The one thing that troubles me is for whom is this edition intended? Oxford prices the hardbound at $79.00, which is absolutely unrealistic if this book is to be used as a classroom text.2 Furthermore, plain prose translations of Greek tragedy would seem to appeal to a limited audience. If I were teaching literature-in-translation or theater I would choose something more exciting. If I were teaching Greek, I would forbid my students the use of any translation whatsoever; and yet the notes here are full of material only a Greek student could really use. Even then, when the note on Ba. 977-1023 says that the meter of the original is “dochmiac,” or the note on IA 317-401 says the original is “trochaic,” why were not these meters defined (preferably with examples)?

When Morwood comments on literary features of the plays, he seems to aim for undergraduates still agog at the idea of irony. Fine and good, if this edition is intended for undergraduates for reading on their own. But if it is to be used in the classroom? Are the teachers to be tied the notes? If licensed hellenists have to be prompted on poetic nuance, I despair. If this is the case, τί δεῖ με χορεύειν; The person I imagine can make best use of Morwood’s book is a Greekless theater-director who is staging one of the four plays. While he or she will probably choose a translation in more pungent English to use as a script, Morwood’s literal rendering can stay close at hand to clarify what slant a poetic translator has given the text, or where he takes liberties with it. Morwood’s careful marking of what in the IA is probably Euripides’ and what is probably interpolation gives a director the choice to make cuts intelligently.

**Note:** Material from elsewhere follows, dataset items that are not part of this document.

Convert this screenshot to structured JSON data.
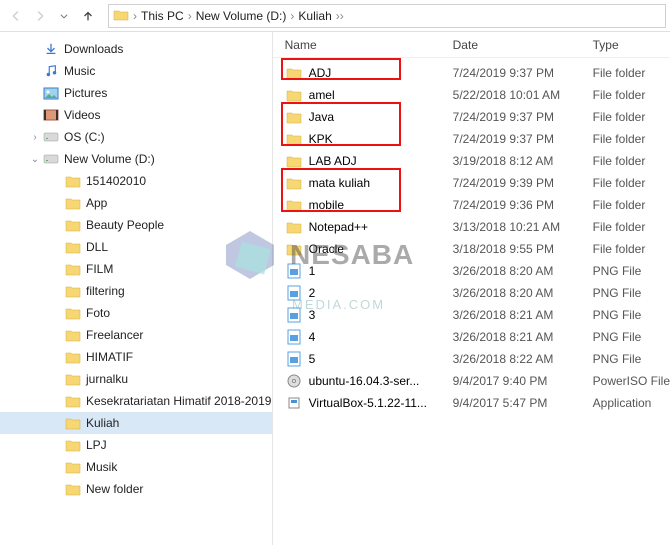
{
  "breadcrumb": [
    "This PC",
    "New Volume (D:)",
    "Kuliah"
  ],
  "sidebar": [
    {
      "indent": 28,
      "tw": "",
      "icon": "download",
      "label": "Downloads"
    },
    {
      "indent": 28,
      "tw": "",
      "icon": "music",
      "label": "Music"
    },
    {
      "indent": 28,
      "tw": "",
      "icon": "pictures",
      "label": "Pictures"
    },
    {
      "indent": 28,
      "tw": "",
      "icon": "videos",
      "label": "Videos"
    },
    {
      "indent": 28,
      "tw": ">",
      "icon": "drive",
      "label": "OS (C:)"
    },
    {
      "indent": 28,
      "tw": "v",
      "icon": "drive",
      "label": "New Volume (D:)"
    },
    {
      "indent": 50,
      "tw": "",
      "icon": "folder",
      "label": "151402010"
    },
    {
      "indent": 50,
      "tw": "",
      "icon": "folder",
      "label": "App"
    },
    {
      "indent": 50,
      "tw": "",
      "icon": "folder",
      "label": "Beauty People"
    },
    {
      "indent": 50,
      "tw": "",
      "icon": "folder",
      "label": "DLL"
    },
    {
      "indent": 50,
      "tw": "",
      "icon": "folder",
      "label": "FILM"
    },
    {
      "indent": 50,
      "tw": "",
      "icon": "folder",
      "label": "filtering"
    },
    {
      "indent": 50,
      "tw": "",
      "icon": "folder",
      "label": "Foto"
    },
    {
      "indent": 50,
      "tw": "",
      "icon": "folder",
      "label": "Freelancer"
    },
    {
      "indent": 50,
      "tw": "",
      "icon": "folder",
      "label": "HIMATIF"
    },
    {
      "indent": 50,
      "tw": "",
      "icon": "folder",
      "label": "jurnalku"
    },
    {
      "indent": 50,
      "tw": "",
      "icon": "folder",
      "label": "Kesekratariatan Himatif 2018-2019"
    },
    {
      "indent": 50,
      "tw": "",
      "icon": "folder",
      "label": "Kuliah",
      "selected": true
    },
    {
      "indent": 50,
      "tw": "",
      "icon": "folder",
      "label": "LPJ"
    },
    {
      "indent": 50,
      "tw": "",
      "icon": "folder",
      "label": "Musik"
    },
    {
      "indent": 50,
      "tw": "",
      "icon": "folder",
      "label": "New folder"
    }
  ],
  "columns": {
    "name": "Name",
    "date": "Date",
    "type": "Type"
  },
  "files": [
    {
      "icon": "folder",
      "name": "ADJ",
      "date": "7/24/2019 9:37 PM",
      "type": "File folder",
      "hl": 1
    },
    {
      "icon": "folder",
      "name": "amel",
      "date": "5/22/2018 10:01 AM",
      "type": "File folder"
    },
    {
      "icon": "folder",
      "name": "Java",
      "date": "7/24/2019 9:37 PM",
      "type": "File folder",
      "hl": 2
    },
    {
      "icon": "folder",
      "name": "KPK",
      "date": "7/24/2019 9:37 PM",
      "type": "File folder",
      "hl": 2
    },
    {
      "icon": "folder",
      "name": "LAB ADJ",
      "date": "3/19/2018 8:12 AM",
      "type": "File folder"
    },
    {
      "icon": "folder",
      "name": "mata kuliah",
      "date": "7/24/2019 9:39 PM",
      "type": "File folder",
      "hl": 3
    },
    {
      "icon": "folder",
      "name": "mobile",
      "date": "7/24/2019 9:36 PM",
      "type": "File folder",
      "hl": 3
    },
    {
      "icon": "folder",
      "name": "Notepad++",
      "date": "3/13/2018 10:21 AM",
      "type": "File folder"
    },
    {
      "icon": "folder",
      "name": "Oracle",
      "date": "3/18/2018 9:55 PM",
      "type": "File folder"
    },
    {
      "icon": "png",
      "name": "1",
      "date": "3/26/2018 8:20 AM",
      "type": "PNG File"
    },
    {
      "icon": "png",
      "name": "2",
      "date": "3/26/2018 8:20 AM",
      "type": "PNG File"
    },
    {
      "icon": "png",
      "name": "3",
      "date": "3/26/2018 8:21 AM",
      "type": "PNG File"
    },
    {
      "icon": "png",
      "name": "4",
      "date": "3/26/2018 8:21 AM",
      "type": "PNG File"
    },
    {
      "icon": "png",
      "name": "5",
      "date": "3/26/2018 8:22 AM",
      "type": "PNG File"
    },
    {
      "icon": "iso",
      "name": "ubuntu-16.04.3-ser...",
      "date": "9/4/2017 9:40 PM",
      "type": "PowerISO File"
    },
    {
      "icon": "exe",
      "name": "VirtualBox-5.1.22-11...",
      "date": "9/4/2017 5:47 PM",
      "type": "Application"
    }
  ],
  "watermark": {
    "line1": "NESABA",
    "line2": "MEDIA.COM"
  }
}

An aside. For the ephebe, I think we ought seriously again to consider what John Herington proposed in his Arion article of 35 years ago, “Classical Commentaries for Our Time.” The most respectable, the most laudable pony would be a classic text on one page, paraphrased in simple, scholastic Greek on the facing, with grammatical difficulties noted and keyed to Smyth and with a continuous exhortation to look to LSJ. The task of the teacher, as Herington expresses it, would be to demolish the idiotic and pedantic comments of the pea-brained and amousos scholiast/editor, thereby rousing students to love the poet for himself. Adolescence is a poetic and romantic age: kids want their pathos straight — if they’re deep, they as often want technical knowledge as well. Let us raise up more Rimbauds.

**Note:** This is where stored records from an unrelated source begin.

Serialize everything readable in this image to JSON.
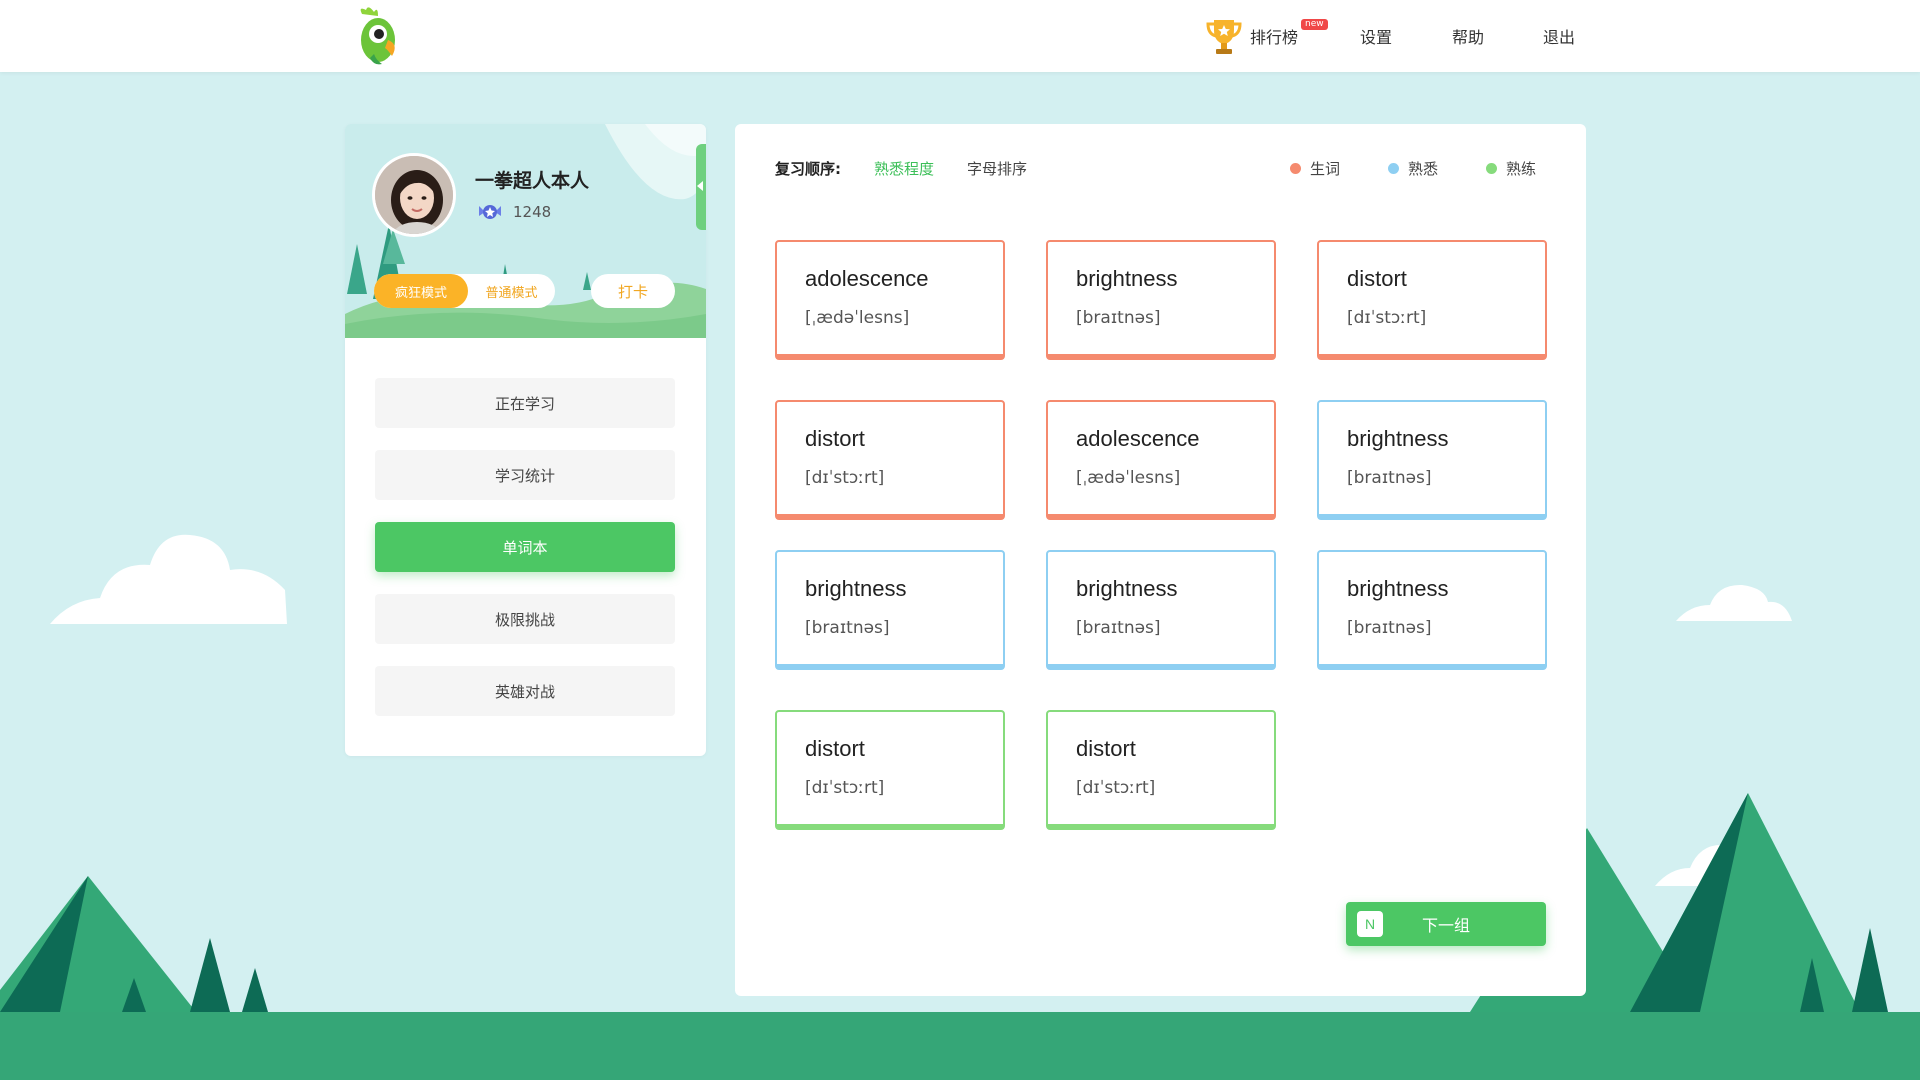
{
  "header": {
    "nav": {
      "rank": "排行榜",
      "new_badge": "new",
      "settings": "设置",
      "help": "帮助",
      "logout": "退出"
    }
  },
  "profile": {
    "username": "一拳超人本人",
    "score": "1248",
    "mode_crazy": "疯狂模式",
    "mode_normal": "普通模式",
    "checkin": "打卡"
  },
  "menu": {
    "items": [
      {
        "label": "正在学习",
        "active": false
      },
      {
        "label": "学习统计",
        "active": false
      },
      {
        "label": "单词本",
        "active": true
      },
      {
        "label": "极限挑战",
        "active": false
      },
      {
        "label": "英雄对战",
        "active": false
      }
    ]
  },
  "review": {
    "sort_label": "复习顺序:",
    "sort_familiarity": "熟悉程度",
    "sort_alphabet": "字母排序",
    "legend": {
      "new": "生词",
      "familiar": "熟悉",
      "mastered": "熟练"
    },
    "colors": {
      "new": "#f58a6e",
      "familiar": "#8ecff2",
      "mastered": "#86db7c",
      "accent": "#4cc764"
    },
    "cards": [
      {
        "word": "adolescence",
        "phonetic": "[ˌædəˈlesns]",
        "status": "new"
      },
      {
        "word": "brightness",
        "phonetic": "[braɪtnəs]",
        "status": "new"
      },
      {
        "word": "distort",
        "phonetic": "[dɪˈstɔːrt]",
        "status": "new"
      },
      {
        "word": "distort",
        "phonetic": "[dɪˈstɔːrt]",
        "status": "new"
      },
      {
        "word": "adolescence",
        "phonetic": "[ˌædəˈlesns]",
        "status": "new"
      },
      {
        "word": "brightness",
        "phonetic": "[braɪtnəs]",
        "status": "familiar"
      },
      {
        "word": "brightness",
        "phonetic": "[braɪtnəs]",
        "status": "familiar"
      },
      {
        "word": "brightness",
        "phonetic": "[braɪtnəs]",
        "status": "familiar"
      },
      {
        "word": "brightness",
        "phonetic": "[braɪtnəs]",
        "status": "familiar"
      },
      {
        "word": "distort",
        "phonetic": "[dɪˈstɔːrt]",
        "status": "mastered"
      },
      {
        "word": "distort",
        "phonetic": "[dɪˈstɔːrt]",
        "status": "mastered"
      }
    ],
    "next_key": "N",
    "next_label": "下一组"
  }
}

I am also concerned that Oxford look to their standards. Some of the notes are placed out of order in reference to the English, and the excuse that they are keyed to Diggle’s Greek text is not acceptable. Surely I am not the only person to notice that their typesetters have begun to omit to use ligatures when “fi”, “ffi”, “fl”, and “ffl” are to be printed? Newspapers may neglect these elegancies, but for Oxford to do so shames them. Some typefaces can tolerate typewriter style setting; in the book under review, the dots of the i’s overlap with the serifs of the f’s so that the latter look as though they have a runny nose.

The Bacchus by Caravaggio in the Uffizi is an odd choice for a cover-picture. I cannot imagine the Dionysus of the Bacchae as anything like this epicene youth in after-dinner languor.

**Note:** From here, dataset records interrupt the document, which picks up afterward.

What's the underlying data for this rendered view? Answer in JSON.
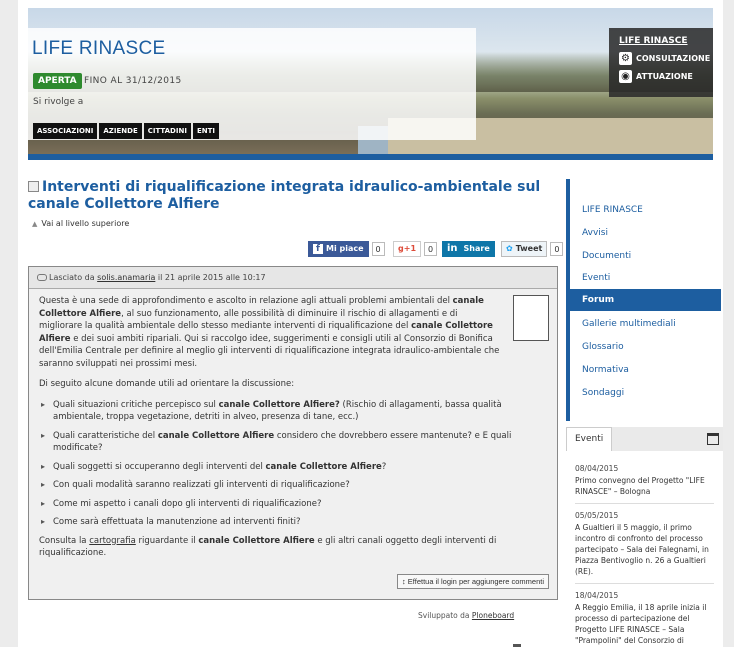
{
  "header": {
    "title": "LIFE RINASCE",
    "status_badge": "APERTA",
    "until_text": "FINO AL 31/12/2015",
    "target_label": "Si rivolge a",
    "tags": [
      "ASSOCIAZIONI",
      "AZIENDE",
      "CITTADINI",
      "ENTI"
    ],
    "right_box": {
      "title": "LIFE RINASCE",
      "items": [
        {
          "label": "CONSULTAZIONE",
          "icon": "gear-icon"
        },
        {
          "label": "ATTUAZIONE",
          "icon": "camera-icon"
        }
      ]
    }
  },
  "main": {
    "heading": "Interventi di riqualificazione integrata idraulico-ambientale sul canale Collettore Alfiere",
    "up_link": "Vai al livello superiore",
    "share": {
      "facebook_label": "Mi piace",
      "facebook_count": "0",
      "gplus_label": "+1",
      "gplus_count": "0",
      "linkedin_label": "Share",
      "tweet_label": "Tweet",
      "tweet_count": "0"
    },
    "post": {
      "posted_prefix": "Lasciato da",
      "author": "solis.anamaria",
      "posted_date": "il 21 aprile 2015 alle 10:17",
      "intro_parts": [
        "Questa è una sede di approfondimento e ascolto in relazione agli attuali problemi ambientali del ",
        "canale Collettore Alfiere",
        ", al suo funzionamento, alle possibilità di diminuire il rischio di allagamenti e di migliorare la qualità ambientale dello stesso mediante interventi di riqualificazione del ",
        "canale Collettore Alfiere",
        " e dei suoi ambiti ripariali. Qui si raccolgo idee, suggerimenti e consigli utili al Consorzio di Bonifica dell'Emilia Centrale per definire al meglio gli interventi di riqualificazione integrata idraulico-ambientale che saranno sviluppati nei prossimi mesi."
      ],
      "questions_intro": "Di seguito alcune domande utili ad orientare la discussione:",
      "questions": [
        {
          "a": "Quali situazioni critiche percepisco sul ",
          "b": "canale Collettore Alfiere?",
          "c": " (Rischio di allagamenti, bassa qualità ambientale, troppa vegetazione, detriti in alveo, presenza di tane, ecc.)"
        },
        {
          "a": "Quali caratteristiche del ",
          "b": "canale Collettore Alfiere",
          "c": " considero che dovrebbero essere mantenute? e E quali modificate?"
        },
        {
          "a": "Quali soggetti si occuperanno degli interventi del ",
          "b": "canale Collettore Alfiere",
          "c": "?"
        },
        {
          "a": "Con quali modalità saranno realizzati gli interventi di riqualificazione?",
          "b": "",
          "c": ""
        },
        {
          "a": "Come mi aspetto i canali dopo gli interventi di riqualificazione?",
          "b": "",
          "c": ""
        },
        {
          "a": "Come sarà effettuata la manutenzione ad interventi finiti?",
          "b": "",
          "c": ""
        }
      ],
      "outro_parts": [
        "Consulta la ",
        "cartografia",
        " riguardante il ",
        "canale Collettore Alfiere",
        " e gli altri canali oggetto degli interventi di riqualificazione."
      ],
      "login_button": "Effettua il login per aggiungere commenti"
    },
    "powered_prefix": "Sviluppato da",
    "powered_link": "Ploneboard"
  },
  "sidebar": {
    "nav": [
      {
        "label": "LIFE RINASCE",
        "active": false
      },
      {
        "label": "Avvisi",
        "active": false
      },
      {
        "label": "Documenti",
        "active": false
      },
      {
        "label": "Eventi",
        "active": false
      },
      {
        "label": "Forum",
        "active": true
      },
      {
        "label": "Gallerie multimediali",
        "active": false
      },
      {
        "label": "Glossario",
        "active": false
      },
      {
        "label": "Normativa",
        "active": false
      },
      {
        "label": "Sondaggi",
        "active": false
      }
    ],
    "events_title": "Eventi",
    "events": [
      {
        "date": "08/04/2015",
        "text": "Primo convegno del Progetto \"LIFE RINASCE\" – Bologna"
      },
      {
        "date": "05/05/2015",
        "text": "A Gualtieri il 5 maggio, il primo incontro di confronto del processo partecipato – Sala dei Falegnami, in Piazza Bentivoglio n. 26 a Gualtieri (RE)."
      },
      {
        "date": "18/04/2015",
        "text": "A Reggio Emilia, il 18 aprile inizia il processo di partecipazione del Progetto LIFE RINASCE – Sala \"Prampolini\" del Consorzio di"
      }
    ]
  },
  "colors": {
    "accent": "#1d5ea0",
    "status_green": "#2e8a2e",
    "facebook": "#3b5998",
    "gplus": "#dd4b39",
    "linkedin": "#0e76a8"
  }
}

Behind all these blemishes I smell the presence of a slovenly, uncaring, or incompetent editor. It’s to Morwood’s credit that these mosquito-bites detract so little from the excellence and value of his main work, the translations. That which is solid remains solid.

Notes

1. Neither τραγῳδία nor τραγικός used with reference to anything other than a stage-play in antiquity (LSJ); “tragedy” first used unambiguously in the modern sense of “real-life disaster” in 1617 (OED).

2. As of 31.5.00 OUP’s website ( www.oup.com) listed no paperback edition of this book.